Un
Puisque le monde est rempli de Nous,
Eliminons tous les moi,
Qu’ainsi disparaissent les années
Et que le temps ne soit plus que l’extension de nos mains unies,
Eternel !
Non pas Dieu ni les âmes mais l’idée créée,
L’espoir !
Mot vivant parmi les zombis, mon cher Henry.
Pourquoi n’ai-je pas votre talent, votre génie ?
Comment puis-je égaler le divin d’une plume mortelle ?
Mais laissons l’individu et parlons du Un,
L’amour ne peut s’éveiller que dans les cœurs ouverts,
Les ailes tendues, prêtes au vol commun vers des soleils accessibles.
Les rivières, les arbres, les prairies sont faits pour la terre,
Mais Nous est fait pour les cieux, pour l’élévation, pour les rêves,
Nous est l’ange qui vit dans une enveloppe de chair,
Trop souvent bâillonné par la cupidité, l’égoïsme, l’opportunisme,
Trop souvent ligoté par le pouvoir, l’autorité, la mainmise.

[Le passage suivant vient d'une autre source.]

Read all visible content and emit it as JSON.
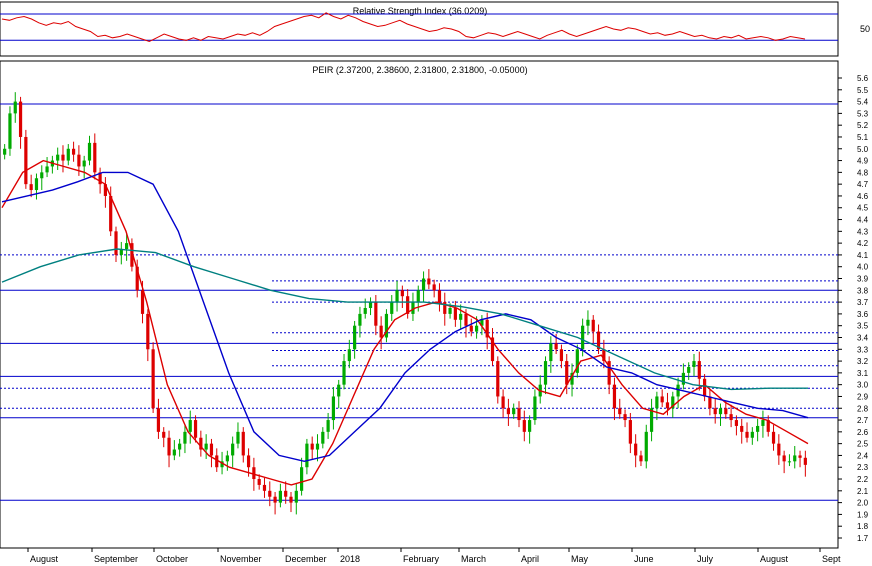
{
  "chart_data": [
    {
      "type": "line",
      "title": "Relative Strength Index (36.0209)",
      "ylim": [
        30,
        70
      ],
      "y_ticks": [
        50
      ],
      "grid": false,
      "reference_levels": [
        62,
        41
      ],
      "series": [
        {
          "color": "#dd0000",
          "values": [
            58,
            57,
            59,
            60,
            58,
            55,
            53,
            55,
            54,
            56,
            52,
            50,
            48,
            44,
            45,
            43,
            44,
            46,
            44,
            42,
            40,
            43,
            46,
            44,
            42,
            41,
            43,
            41,
            44,
            43,
            42,
            44,
            46,
            45,
            47,
            45,
            48,
            52,
            54,
            56,
            58,
            60,
            61,
            59,
            63,
            60,
            58,
            61,
            59,
            56,
            54,
            52,
            53,
            55,
            57,
            54,
            52,
            50,
            48,
            49,
            51,
            50,
            48,
            44,
            43,
            45,
            47,
            46,
            44,
            46,
            48,
            46,
            44,
            42,
            45,
            47,
            49,
            46,
            44,
            46,
            48,
            50,
            52,
            50,
            49,
            51,
            50,
            48,
            46,
            47,
            45,
            46,
            48,
            46,
            44,
            45,
            43,
            42,
            44,
            43,
            45,
            42,
            43,
            44,
            43,
            41,
            42,
            44,
            43,
            42
          ]
        }
      ]
    },
    {
      "type": "candlestick",
      "title": "PEIR (2.37200, 2.38600, 2.31800, 2.31800, -0.05000)",
      "ylim": [
        1.7,
        5.6
      ],
      "y_ticks": [
        "1.7",
        "1.8",
        "1.9",
        "2.0",
        "2.1",
        "2.2",
        "2.3",
        "2.4",
        "2.5",
        "2.6",
        "2.7",
        "2.8",
        "2.9",
        "3.0",
        "3.1",
        "3.2",
        "3.3",
        "3.4",
        "3.5",
        "3.6",
        "3.7",
        "3.8",
        "3.9",
        "4.0",
        "4.1",
        "4.2",
        "4.3",
        "4.4",
        "4.5",
        "4.6",
        "4.7",
        "4.8",
        "4.9",
        "5.0",
        "5.1",
        "5.2",
        "5.3",
        "5.4",
        "5.5",
        "5.6"
      ],
      "x_labels": [
        "August",
        "September",
        "October",
        "November",
        "December",
        "2018",
        "February",
        "March",
        "April",
        "May",
        "June",
        "July",
        "August",
        "Sept"
      ],
      "grid": false,
      "close_approx": [
        5.0,
        5.3,
        5.4,
        5.1,
        4.7,
        4.65,
        4.75,
        4.8,
        4.85,
        4.9,
        4.95,
        4.9,
        5.0,
        4.95,
        4.85,
        4.9,
        5.05,
        4.8,
        4.7,
        4.6,
        4.3,
        4.1,
        4.15,
        4.2,
        4.0,
        3.8,
        3.6,
        3.3,
        2.8,
        2.6,
        2.55,
        2.4,
        2.45,
        2.5,
        2.6,
        2.7,
        2.55,
        2.45,
        2.5,
        2.4,
        2.3,
        2.35,
        2.4,
        2.5,
        2.6,
        2.4,
        2.3,
        2.2,
        2.15,
        2.1,
        2.05,
        2.0,
        2.1,
        2.05,
        2.0,
        2.1,
        2.3,
        2.5,
        2.45,
        2.5,
        2.6,
        2.7,
        2.9,
        3.0,
        3.2,
        3.3,
        3.5,
        3.6,
        3.65,
        3.7,
        3.5,
        3.4,
        3.6,
        3.7,
        3.8,
        3.75,
        3.6,
        3.7,
        3.8,
        3.9,
        3.85,
        3.8,
        3.7,
        3.6,
        3.65,
        3.55,
        3.6,
        3.5,
        3.45,
        3.5,
        3.55,
        3.4,
        3.2,
        2.9,
        2.8,
        2.75,
        2.8,
        2.7,
        2.6,
        2.7,
        2.9,
        3.0,
        3.2,
        3.35,
        3.3,
        3.2,
        3.0,
        3.1,
        3.3,
        3.5,
        3.55,
        3.45,
        3.3,
        3.2,
        3.0,
        2.8,
        2.75,
        2.7,
        2.5,
        2.4,
        2.35,
        2.6,
        2.8,
        2.9,
        2.85,
        2.8,
        2.9,
        3.0,
        3.1,
        3.15,
        3.2,
        3.05,
        2.9,
        2.8,
        2.75,
        2.8,
        2.75,
        2.7,
        2.65,
        2.6,
        2.55,
        2.6,
        2.65,
        2.7,
        2.6,
        2.5,
        2.4,
        2.35,
        2.35,
        2.4,
        2.38,
        2.32
      ],
      "horizontal_levels_solid": [
        5.38,
        3.8,
        3.35,
        3.07,
        2.72,
        2.02
      ],
      "horizontal_levels_dotted": [
        4.1,
        3.88,
        3.7,
        3.44,
        3.29,
        3.16,
        2.97,
        2.8
      ],
      "series": [
        {
          "color": "#dd0000",
          "values": [
            4.5,
            4.8,
            4.9,
            4.85,
            4.8,
            4.7,
            4.3,
            3.7,
            3.0,
            2.6,
            2.4,
            2.3,
            2.25,
            2.2,
            2.15,
            2.2,
            2.5,
            2.9,
            3.3,
            3.55,
            3.65,
            3.7,
            3.65,
            3.55,
            3.3,
            3.1,
            2.95,
            2.9,
            3.2,
            3.25,
            3.0,
            2.8,
            2.75,
            2.9,
            3.0,
            2.85,
            2.75,
            2.7,
            2.6,
            2.5
          ]
        },
        {
          "color": "#0000cc",
          "values": [
            4.55,
            4.6,
            4.65,
            4.72,
            4.8,
            4.8,
            4.7,
            4.3,
            3.7,
            3.1,
            2.6,
            2.4,
            2.35,
            2.4,
            2.6,
            2.8,
            3.1,
            3.3,
            3.45,
            3.55,
            3.6,
            3.55,
            3.4,
            3.3,
            3.15,
            3.1,
            3.0,
            2.95,
            2.9,
            2.85,
            2.8,
            2.78,
            2.72
          ]
        },
        {
          "color": "#008080",
          "values": [
            3.87,
            4.0,
            4.1,
            4.15,
            4.12,
            4.0,
            3.9,
            3.8,
            3.73,
            3.7,
            3.7,
            3.7,
            3.66,
            3.6,
            3.5,
            3.4,
            3.25,
            3.1,
            3.0,
            2.96,
            2.97,
            2.97
          ]
        }
      ]
    }
  ]
}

Pourtant les nuages eux aussi ont besoin de repos,
Les pluies sont parfois trop lourdes à porter,
Elles tombent alors sur ce monde de tout leur chagrin,
Et sur les ailes de l’ange perlent des larmes qui le lestent et l’enracinent encore plus.
Ô Henry, où es-tu ? As-tu trouvé des hommes ?

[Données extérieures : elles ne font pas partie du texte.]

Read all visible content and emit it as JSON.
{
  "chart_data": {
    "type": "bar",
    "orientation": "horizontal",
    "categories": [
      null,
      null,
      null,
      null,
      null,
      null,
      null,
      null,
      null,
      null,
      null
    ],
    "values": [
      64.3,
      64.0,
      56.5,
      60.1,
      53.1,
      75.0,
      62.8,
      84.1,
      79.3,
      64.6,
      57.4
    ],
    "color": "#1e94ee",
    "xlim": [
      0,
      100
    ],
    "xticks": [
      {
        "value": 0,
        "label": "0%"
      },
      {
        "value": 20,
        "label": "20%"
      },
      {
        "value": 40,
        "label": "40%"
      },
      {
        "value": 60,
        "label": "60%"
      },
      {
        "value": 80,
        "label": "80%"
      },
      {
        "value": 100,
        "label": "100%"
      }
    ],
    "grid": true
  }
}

J’ai cessé ma quête, la déception était ma sempiternelle découverte,
Seuls tes livres m’offrent encore l’azur, tes lignes des respirations, tes mots une brûlure,
Mais laissons l’individu et parlons du Un,
De ce un où se confondent deux, trois, mille, les nuées,
Qui est multiplicateur et négateur à la fois, qui renvoie au même point
Mais qui ouvre les horizons plus grandement que les aurores ou les crépuscules,
J’ai vu parfois briller Nous dans les yeux mouillés de la même compassion,
Je l’ai vu dans les biceps en sueur, meurtris sous l’effort de la vie
Pour la sauver, la secourir, la rebâtir, la désencombrer, la désincarcérer,
Je l’ai vu errer, hagard et lucide, sur les champs de batailles, aux chevets des malades,
Dans les cimetières muets et accusateurs.
Nous est partout et pourtant on ne le voit nulle part,
Il est une légende, presque une chimère, invisible et pourtant il existe,
Nous existe,
Dans l’insouciance de l’enfance, dans la peur de la vieillesse mais jamais entre,
Entre il y a l’invulnérabilité désuète, le confort éphémère, la possession désenchanteresse,
Le Je dégoulinant et puant, l’ego antique,
Ô Henry, j’ai si mal à mon être que j’entends pleurer mes cellules,
Tout en moi n’est que ruines, mes temples sont ailleurs,
Loin de ce chaos, trou noir,
Ils abritent tout ensemble mes amours et mes schismes,
Et quelques ébauches d’utopie, d’aquarelles et de poèmes.
Mais laissons l’individu et parlons du Un.